Military News

Friday, March 13, 2015

Service with a smile: MPS achieves excellence through empowerment

by Airman 1st Class Dillon Johnston
341st Missile Wing Public Affairs


3/12/2015 - MALMSTROM AIR FORCE BASE, Mont. -- Results from the first quarter of fiscal year 2015 Air Force Personnel Center personnel action report have affirmed the 341st Force Support Squadron Military Personnel Section as the best in Air Force Global Strike Command.

The MPS attained not only the best in AFGSC, but second overall for small MPSs Air Force-wide, and third for all MPSs in the Air Force, regardless of size. These achievements were made possible through consistent dedication from the Team Malmstrom members who work in the MPS.

"We are not a '1-800-Here's the website organization;' that's not our style," said Brian Jolly, 341st FSS manpower and personnel flight chief. "Our attitude is to delight (each) customer by delivering the highest possible standards."

Providing a number of vital personnel processes for the base, including implementing the new Force Improvement Program initiatives, the MPS constantly delivers professional and accurate services, helping to keep Team Malmstrom in the fight.

"With FIP dominating the news, what often is overlooked are the people behind the scenes implementing medal programs and the new special duty and assignment incentive pay programs. (Those are) our guys," said Ken Sylva, 341st FSS MPS chief. "They're like linemen on a football team, in the trenches doing the heavy lifting with little glamor or recognition, but the moment they stop, our operators get sacked."

One of the "linemen" on the MPS team is Staff Sgt. Leanee De Los Santos, a force management supervisor. She strives to provide excellent customer service because it's how she would want to be treated.

"I know I wouldn't want my records messed up," De Los Santos said. "I try to help everybody as much as I can and provide the best answers, and make sure everybody is taken care of."

As a relatively new staff sergeant, De Los Santos has only been to one other base, but can easily see the stark differences in how her new MPS operates.

"There's a lot more customer care here," she said. "Just better interaction with the community and overall people on the base."

What makes this particular MPS unique is the abundance of young first-term, first-base Airmen who are responsible for the base's personnel workload every day.

"We have an extremely, extremely young staff," Sylva said. "Where we're authorized two master sergeants and a senior master sergeant, we had none that quarter. Where we're authorized four technical sergeants on the MPS central staff we had two, and where we're authorized five staff sergeants, we had three.

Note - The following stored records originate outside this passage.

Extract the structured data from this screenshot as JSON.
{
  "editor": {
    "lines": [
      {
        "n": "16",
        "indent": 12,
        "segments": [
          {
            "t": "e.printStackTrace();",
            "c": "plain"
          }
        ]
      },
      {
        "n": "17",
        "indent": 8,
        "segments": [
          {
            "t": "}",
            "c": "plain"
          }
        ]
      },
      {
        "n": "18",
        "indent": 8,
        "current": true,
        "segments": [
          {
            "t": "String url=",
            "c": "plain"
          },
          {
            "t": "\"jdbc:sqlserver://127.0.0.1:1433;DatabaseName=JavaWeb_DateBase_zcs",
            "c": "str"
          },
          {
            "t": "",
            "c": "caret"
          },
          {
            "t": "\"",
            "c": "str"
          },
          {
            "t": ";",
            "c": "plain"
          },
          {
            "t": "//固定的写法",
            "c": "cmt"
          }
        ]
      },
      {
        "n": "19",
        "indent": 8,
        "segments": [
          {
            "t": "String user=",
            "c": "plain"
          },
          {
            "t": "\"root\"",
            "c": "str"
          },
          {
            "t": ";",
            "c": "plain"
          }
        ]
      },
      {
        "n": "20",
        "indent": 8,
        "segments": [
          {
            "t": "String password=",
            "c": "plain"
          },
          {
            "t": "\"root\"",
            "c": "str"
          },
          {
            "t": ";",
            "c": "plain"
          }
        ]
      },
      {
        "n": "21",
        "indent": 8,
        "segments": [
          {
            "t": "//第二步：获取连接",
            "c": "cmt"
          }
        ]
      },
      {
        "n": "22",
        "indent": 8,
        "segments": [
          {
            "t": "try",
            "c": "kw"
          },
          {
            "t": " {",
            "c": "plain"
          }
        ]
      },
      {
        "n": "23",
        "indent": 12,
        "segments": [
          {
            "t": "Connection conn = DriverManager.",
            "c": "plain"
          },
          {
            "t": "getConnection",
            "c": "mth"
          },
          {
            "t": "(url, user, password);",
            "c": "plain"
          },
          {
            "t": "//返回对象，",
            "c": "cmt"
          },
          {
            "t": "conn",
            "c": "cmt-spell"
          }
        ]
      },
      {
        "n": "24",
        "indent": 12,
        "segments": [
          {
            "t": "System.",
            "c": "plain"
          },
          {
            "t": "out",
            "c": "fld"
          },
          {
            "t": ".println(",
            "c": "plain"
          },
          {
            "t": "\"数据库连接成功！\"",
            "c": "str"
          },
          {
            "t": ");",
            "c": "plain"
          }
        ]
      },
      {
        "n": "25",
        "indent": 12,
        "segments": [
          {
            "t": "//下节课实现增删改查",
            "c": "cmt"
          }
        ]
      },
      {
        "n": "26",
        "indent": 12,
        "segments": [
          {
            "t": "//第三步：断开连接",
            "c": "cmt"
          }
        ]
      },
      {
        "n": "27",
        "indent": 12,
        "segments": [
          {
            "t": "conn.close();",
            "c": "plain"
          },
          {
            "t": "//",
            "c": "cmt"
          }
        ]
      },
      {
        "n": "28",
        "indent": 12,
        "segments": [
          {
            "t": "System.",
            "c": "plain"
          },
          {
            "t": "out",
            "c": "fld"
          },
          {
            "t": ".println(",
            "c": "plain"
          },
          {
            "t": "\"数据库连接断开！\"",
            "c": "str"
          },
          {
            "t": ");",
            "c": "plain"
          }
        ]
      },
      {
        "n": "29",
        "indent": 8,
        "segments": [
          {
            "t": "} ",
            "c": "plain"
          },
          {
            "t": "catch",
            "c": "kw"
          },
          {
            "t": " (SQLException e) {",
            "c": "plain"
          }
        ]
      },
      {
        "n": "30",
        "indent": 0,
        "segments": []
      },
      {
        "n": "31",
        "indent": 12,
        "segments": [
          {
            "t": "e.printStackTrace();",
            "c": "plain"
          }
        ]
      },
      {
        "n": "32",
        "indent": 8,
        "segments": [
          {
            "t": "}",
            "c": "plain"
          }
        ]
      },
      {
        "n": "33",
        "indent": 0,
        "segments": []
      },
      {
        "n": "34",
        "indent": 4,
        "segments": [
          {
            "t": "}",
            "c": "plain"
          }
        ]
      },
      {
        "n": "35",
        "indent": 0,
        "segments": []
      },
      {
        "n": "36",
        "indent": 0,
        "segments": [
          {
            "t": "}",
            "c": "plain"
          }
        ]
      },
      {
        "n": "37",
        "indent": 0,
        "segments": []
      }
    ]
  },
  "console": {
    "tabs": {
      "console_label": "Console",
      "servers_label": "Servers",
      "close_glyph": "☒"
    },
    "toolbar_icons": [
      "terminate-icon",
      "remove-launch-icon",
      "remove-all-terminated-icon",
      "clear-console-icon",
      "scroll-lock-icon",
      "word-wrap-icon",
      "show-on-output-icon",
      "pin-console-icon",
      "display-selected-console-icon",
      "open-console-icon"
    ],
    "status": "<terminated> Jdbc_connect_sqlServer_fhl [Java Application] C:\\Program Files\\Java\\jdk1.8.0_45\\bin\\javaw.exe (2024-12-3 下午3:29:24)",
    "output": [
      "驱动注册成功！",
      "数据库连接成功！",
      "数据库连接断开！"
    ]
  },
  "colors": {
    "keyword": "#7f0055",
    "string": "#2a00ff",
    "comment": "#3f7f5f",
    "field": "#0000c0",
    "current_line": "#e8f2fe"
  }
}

"When you look at the manning board, it is completely filled up with first-term, first-assignment Airmen, and that's what makes them special," he continued.

Sylva and Jolly believe promoting an environment of innovation and trust is paramount in growing their young Airmen.

"We don't dwell on our people making mistakes - we just don't," Jolly said. "Our people don't come in (to work) feeling threatened, I think that's important in developing our Airmen."

"I want them to lean forward and take risks," Sylva said. "And we try to reinforce that - we don't try - we do reinforce that."

"You can't have innovation if you don't let them have the freedom to think," Jolly added.

Looking to the future, Sylva and Jolly want to continue in the same direction and strive to attain even greater achievements through continuous process improvement and challenging and empowering the staff of the MPS.

"We ask our Airmen to do things that are far beyond their (paygrade)," Sylva said. "I tell our Airmen that my job is not to make them staff sergeants, if you're an Airman my job is to make you a technical sergeant.

"We are constantly double checking and triple checking each other - not in a 'gotcha' standpoint, but from a 'how can we improve this' standpoint," he continued.

In the end, all of the hard work that goes into making the lives of Team Malmstrom members easier comes from respect and pride in the work they do each day.

"We're proud of the operators on base," Sylva said. "We take great pride in helping them complete their mission, because it is a team fight, and if they are in here taking care of personnel it means they aren't out there taking care of operational, maintenance, and security forces business."